А после кулинарии они направились к «Родине», где вторым экраном шел «Жестокий романс». Две серии… и он, не выпуская ее руки из своей, жалел, что не двадцать. Он смотрел на ее профиль в отраженном свете экрана, стараясь запомнить ее лицо таким, каким оно было сейчас при этом освещении и думал, какой постоянно счастливой могла бы быть его жизнь рядом с ней. Сам себя счастливым не сделаешь, счастье всегда кто-то дарит, оттого и ищут, и всю жизнь ждут , и сохнут в разлуке, и не могут жить без этого человека. Он хотел запомнить свое подобострастное счастье в этот час, запомнить навсегда, потому что такие пустяки, как прикосновение, взгляд и делают жизнь жизнью и, если уметь воспроизводить это в памяти, то этим можно прожить какое-то время.

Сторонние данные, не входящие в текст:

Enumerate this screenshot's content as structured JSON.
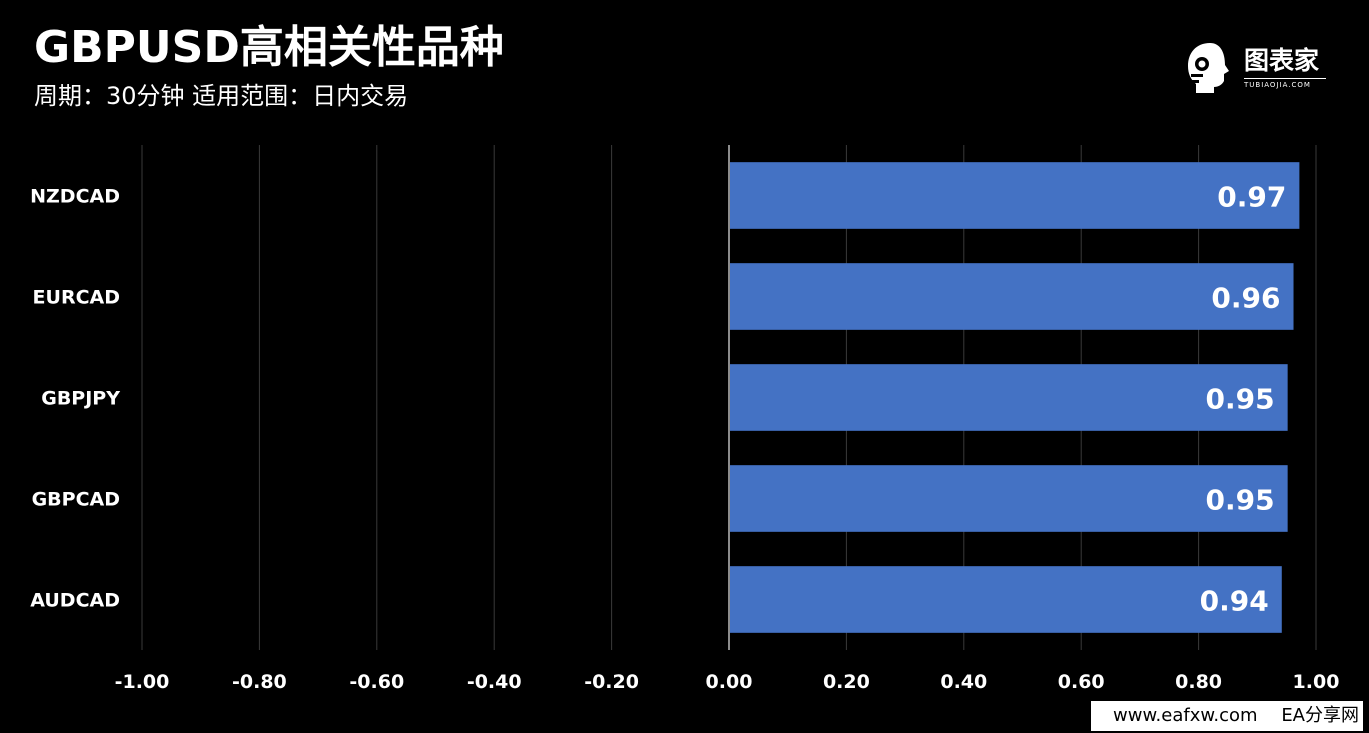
{
  "header": {
    "title": "GBPUSD高相关性品种",
    "subtitle": "周期：30分钟  适用范围：日内交易"
  },
  "logo": {
    "icon": "robot-head-icon",
    "text": "图表家",
    "subtext": "TUBIAOJIA.COM"
  },
  "footer": {
    "site": "www.eafxw.com",
    "name": "EA分享网"
  },
  "colors": {
    "background": "#000000",
    "bar": "#4472c4",
    "grid": "#3a3a3a",
    "zero_axis": "#8c8c8c",
    "text": "#ffffff"
  },
  "chart_data": {
    "type": "bar",
    "orientation": "horizontal",
    "categories": [
      "NZDCAD",
      "EURCAD",
      "GBPJPY",
      "GBPCAD",
      "AUDCAD"
    ],
    "values": [
      0.97,
      0.96,
      0.95,
      0.95,
      0.94
    ],
    "value_labels": [
      "0.97",
      "0.96",
      "0.95",
      "0.95",
      "0.94"
    ],
    "xlim": [
      -1.0,
      1.0
    ],
    "xticks": [
      -1.0,
      -0.8,
      -0.6,
      -0.4,
      -0.2,
      0.0,
      0.2,
      0.4,
      0.6,
      0.8,
      1.0
    ],
    "xtick_labels": [
      "-1.00",
      "-0.80",
      "-0.60",
      "-0.40",
      "-0.20",
      "0.00",
      "0.20",
      "0.40",
      "0.60",
      "0.80",
      "1.00"
    ],
    "grid": true,
    "legend": false,
    "title": "GBPUSD高相关性品种",
    "xlabel": "",
    "ylabel": ""
  }
}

С раскисшим сердцем следя за тем, что происходило на экране, он чувствовал , что остро завидует Михалкову, блистательно исполнявшему роль Паратова, и неизбежно ревнует. Увы… надо признаться, что сам-то он скорее Карандышев, и это в его физиономию летят брызги от яблока, разбитого ударом волосатого кулака настоящего мужчины. И сам он никогда не будет владельцем пароходов, золотых приисков, банков… никогда не станет сильным мира сего, никогда не подарит Н. бриллиантовое колье. Что, вообще, он может ей дать? – Ничего. А, как хотелось бы…

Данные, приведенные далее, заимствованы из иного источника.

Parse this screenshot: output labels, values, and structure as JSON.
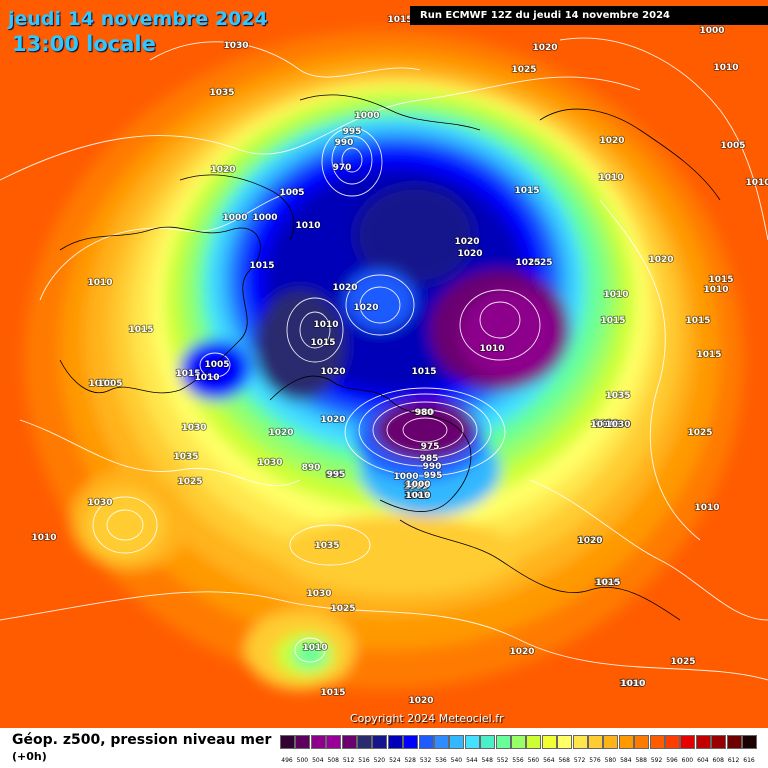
{
  "title": {
    "date": "jeudi 14 novembre 2024",
    "time": "13:00 locale"
  },
  "run_label": "Run ECMWF 12Z du jeudi 14 novembre 2024",
  "copyright": "Copyright 2024 Meteociel.fr",
  "footer": {
    "title": "Géop. z500, pression niveau mer",
    "subtitle": "(+0h)"
  },
  "legend": {
    "ticks": [
      "496",
      "500",
      "504",
      "508",
      "512",
      "516",
      "520",
      "524",
      "528",
      "532",
      "536",
      "540",
      "544",
      "548",
      "552",
      "556",
      "560",
      "564",
      "568",
      "572",
      "576",
      "580",
      "584",
      "588",
      "592",
      "596",
      "600",
      "604",
      "608",
      "612",
      "616"
    ],
    "colors": [
      "#330033",
      "#5e005e",
      "#8c008c",
      "#990099",
      "#6b0070",
      "#2a2a6e",
      "#16168c",
      "#0000b8",
      "#0000ff",
      "#1e5cff",
      "#2e8cff",
      "#33b8ff",
      "#44e0ff",
      "#4cf0c8",
      "#66ff99",
      "#99ff66",
      "#ccff33",
      "#f2ff33",
      "#ffff66",
      "#ffe64d",
      "#ffcc33",
      "#ffb31a",
      "#ff9900",
      "#ff7a00",
      "#ff5c00",
      "#ff3d00",
      "#e60000",
      "#c20000",
      "#990000",
      "#6e0000",
      "#1a0000"
    ]
  },
  "pressure_labels": [
    "1015",
    "1030",
    "1035",
    "1020",
    "1005",
    "1000",
    "1000",
    "1010",
    "1015",
    "1020",
    "1020",
    "1015",
    "1010",
    "1005",
    "1015",
    "1010",
    "1030",
    "1035",
    "1025",
    "995",
    "1000",
    "1005",
    "1010",
    "1030",
    "890",
    "995",
    "1020",
    "1020",
    "1010",
    "1015",
    "1010",
    "1010",
    "1030",
    "1035",
    "1025",
    "1030",
    "1010",
    "1015",
    "1020",
    "1000",
    "995",
    "990",
    "970",
    "980",
    "1005",
    "1010",
    "1020",
    "1025",
    "1020",
    "1020",
    "1010",
    "1015",
    "1010",
    "1025",
    "1035",
    "1030",
    "1025",
    "1020",
    "1015",
    "1020",
    "1000",
    "1010",
    "1005",
    "1010",
    "1015",
    "1010",
    "1015",
    "1020",
    "1015",
    "1010",
    "1025",
    "1015",
    "1020",
    "1015",
    "1010",
    "1015",
    "1010",
    "1020",
    "1025",
    "1010",
    "1030",
    "980",
    "975",
    "985",
    "990",
    "995",
    "1000",
    "1005",
    "1010",
    "1010",
    "1030",
    "1020",
    "1015",
    "1010",
    "1005"
  ]
}
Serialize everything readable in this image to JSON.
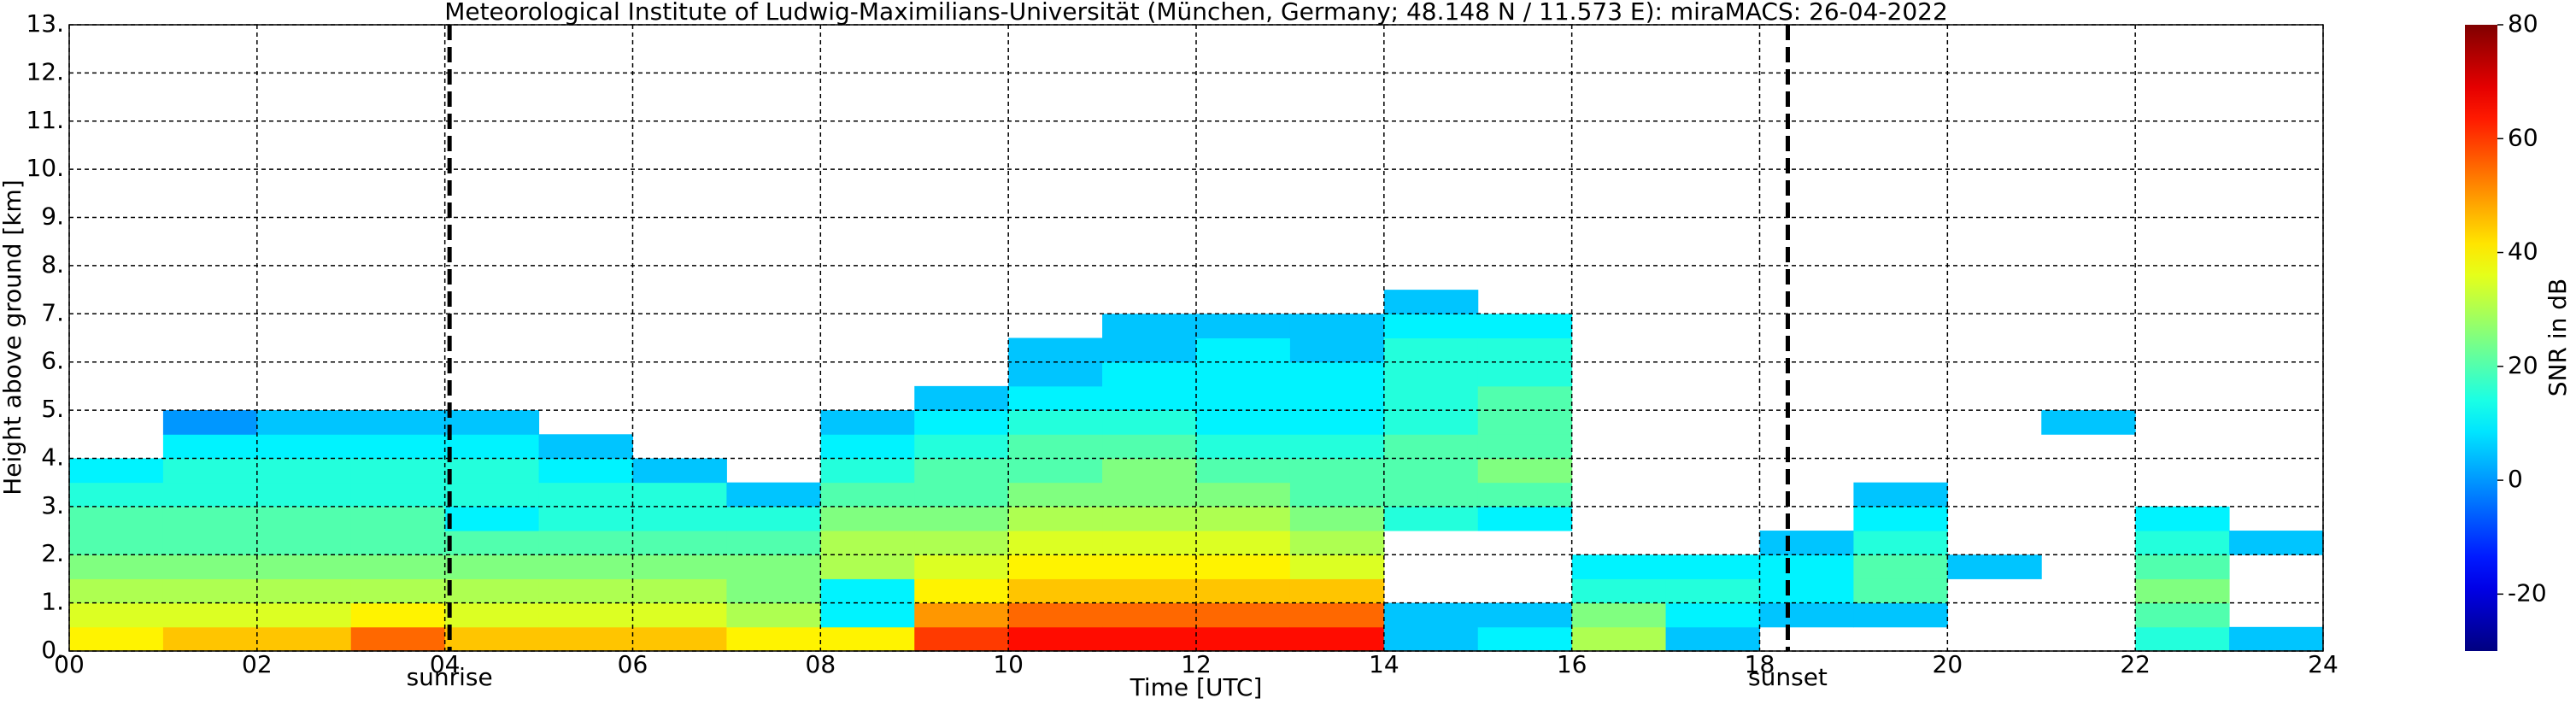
{
  "chart_data": {
    "type": "heatmap",
    "title": "Meteorological Institute of Ludwig-Maximilians-Universität (München, Germany; 48.148 N / 11.573 E):    miraMACS: 26-04-2022",
    "xlabel": "Time [UTC]",
    "ylabel": "Height above ground [km]",
    "colorbar_label": "SNR in dB",
    "colormap": "jet",
    "grid": true,
    "xlim": [
      0,
      24
    ],
    "xticks": [
      {
        "value": 0,
        "label": "00"
      },
      {
        "value": 2,
        "label": "02"
      },
      {
        "value": 4,
        "label": "04"
      },
      {
        "value": 6,
        "label": "06"
      },
      {
        "value": 8,
        "label": "08"
      },
      10,
      12,
      14,
      16,
      18,
      20,
      22,
      24
    ],
    "ylim": [
      0,
      13
    ],
    "yticks": [
      {
        "value": 0,
        "label": "0."
      },
      {
        "value": 1,
        "label": "1."
      },
      {
        "value": 2,
        "label": "2."
      },
      {
        "value": 3,
        "label": "3."
      },
      {
        "value": 4,
        "label": "4."
      },
      {
        "value": 5,
        "label": "5."
      },
      {
        "value": 6,
        "label": "6."
      },
      {
        "value": 7,
        "label": "7."
      },
      {
        "value": 8,
        "label": "8."
      },
      {
        "value": 9,
        "label": "9."
      },
      {
        "value": 10,
        "label": "10."
      },
      {
        "value": 11,
        "label": "11."
      },
      {
        "value": 12,
        "label": "12."
      },
      {
        "value": 13,
        "label": "13."
      }
    ],
    "zlim": [
      -30,
      80
    ],
    "zticks": [
      -20,
      0,
      20,
      40,
      60,
      80
    ],
    "annotations": [
      {
        "text": "sunrise",
        "x": 4.05
      },
      {
        "text": "sunset",
        "x": 18.3
      }
    ],
    "xbins": [
      0,
      1,
      2,
      3,
      4,
      5,
      6,
      7,
      8,
      9,
      10,
      11,
      12,
      13,
      14,
      15,
      16,
      17,
      18,
      19,
      20,
      21,
      22,
      23,
      24
    ],
    "ybins": [
      0,
      0.5,
      1,
      1.5,
      2,
      2.5,
      3,
      3.5,
      4,
      4.5,
      5,
      5.5,
      6,
      6.5,
      7,
      7.5
    ],
    "z": [
      [
        40,
        35,
        30,
        25,
        20,
        20,
        15,
        10,
        null,
        null,
        null,
        null,
        null,
        null,
        null
      ],
      [
        45,
        35,
        30,
        25,
        20,
        20,
        15,
        15,
        10,
        0,
        null,
        null,
        null,
        null,
        null
      ],
      [
        45,
        35,
        30,
        25,
        20,
        20,
        15,
        15,
        10,
        5,
        null,
        null,
        null,
        null,
        null
      ],
      [
        55,
        40,
        30,
        25,
        20,
        20,
        15,
        15,
        10,
        5,
        null,
        null,
        null,
        null,
        null
      ],
      [
        45,
        35,
        30,
        25,
        20,
        10,
        15,
        15,
        10,
        5,
        null,
        null,
        null,
        null,
        null
      ],
      [
        45,
        35,
        30,
        25,
        20,
        15,
        15,
        10,
        5,
        null,
        null,
        null,
        null,
        null,
        null
      ],
      [
        45,
        35,
        30,
        25,
        20,
        15,
        15,
        5,
        null,
        null,
        null,
        null,
        null,
        null,
        null
      ],
      [
        40,
        30,
        25,
        25,
        20,
        15,
        5,
        null,
        null,
        null,
        null,
        null,
        null,
        null,
        null
      ],
      [
        40,
        10,
        10,
        30,
        30,
        25,
        20,
        15,
        10,
        5,
        null,
        null,
        null,
        null,
        null
      ],
      [
        60,
        50,
        40,
        35,
        30,
        25,
        20,
        20,
        15,
        10,
        5,
        null,
        null,
        null,
        null
      ],
      [
        65,
        55,
        45,
        40,
        35,
        30,
        25,
        20,
        20,
        15,
        10,
        5,
        5,
        null,
        null
      ],
      [
        65,
        55,
        45,
        40,
        35,
        30,
        25,
        25,
        20,
        15,
        10,
        10,
        5,
        5,
        null
      ],
      [
        65,
        55,
        45,
        40,
        35,
        30,
        25,
        20,
        15,
        10,
        10,
        10,
        10,
        5,
        null
      ],
      [
        65,
        55,
        45,
        35,
        30,
        25,
        20,
        20,
        15,
        10,
        10,
        10,
        5,
        5,
        null
      ],
      [
        5,
        5,
        null,
        null,
        null,
        15,
        20,
        20,
        20,
        15,
        15,
        15,
        15,
        10,
        5
      ],
      [
        10,
        5,
        null,
        null,
        null,
        10,
        20,
        25,
        20,
        20,
        20,
        15,
        15,
        10,
        null
      ],
      [
        30,
        25,
        15,
        10,
        null,
        null,
        null,
        null,
        null,
        null,
        null,
        null,
        null,
        null,
        null
      ],
      [
        5,
        10,
        15,
        10,
        null,
        null,
        null,
        null,
        null,
        null,
        null,
        null,
        null,
        null,
        null
      ],
      [
        null,
        5,
        10,
        10,
        5,
        null,
        null,
        null,
        null,
        null,
        null,
        null,
        null,
        null,
        null
      ],
      [
        null,
        5,
        20,
        20,
        15,
        10,
        5,
        null,
        null,
        null,
        null,
        null,
        null,
        null,
        null
      ],
      [
        null,
        null,
        null,
        5,
        null,
        null,
        null,
        null,
        null,
        null,
        null,
        null,
        null,
        null,
        null
      ],
      [
        null,
        null,
        null,
        null,
        null,
        null,
        null,
        null,
        null,
        5,
        null,
        null,
        null,
        null,
        null
      ],
      [
        15,
        20,
        25,
        20,
        15,
        10,
        null,
        null,
        null,
        null,
        null,
        null,
        null,
        null,
        null
      ],
      [
        5,
        null,
        null,
        null,
        5,
        null,
        null,
        null,
        null,
        null,
        null,
        null,
        null,
        null,
        null
      ]
    ]
  }
}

В те дни кино действительно стало для них «важнейшим из искусств». Кинотеатр был единственно удобным местом, где они могли уединиться, укрыться в темноте от посторонних глаз. Он помнит каждый просмотренный вместе фильм. Странно, но именно в то время на экраны выходили необыкновенно талантливые, интересные фильмы, как по заказу. Ну, например, «Бал»…
Он ждал ее на Невском, возле «Художественного». Жаркий весенний полдень. Мимо него магмой текла по тротуару людская толпа, извергаемая метро. Казалось бы – ну как не затеряться в таком многолюдье, он запросто может прозевать ее, но глаза настойчиво и собранно фиксировали сотни лиц, мгновенно освобождаясь от ненужных следов на сетчатке – нет, нет, не то, ждите, нет, нет… стоп! Господи, как же она хороша сегодня! Как ей идет этот светлый пиджак, в котором он никогда не видел ее раньше, совершенно новый для нее стиль. Как ей идет солнце, весеннее тепло! И как все безукоризненно – прическа, косметика, ресницы, губы… как с обложки глянцевого журнала. И, видимое только ему, смущение своим великолепием. А толпа обтекала ее, не задевая, не прикасаясь, несла ее, но она сама не принадлежала этой реке.
– Что? Что-нибудь не так? Где? Тут? Могли бы и не заметить, маленький прыщ не сделает из красавицы уродину.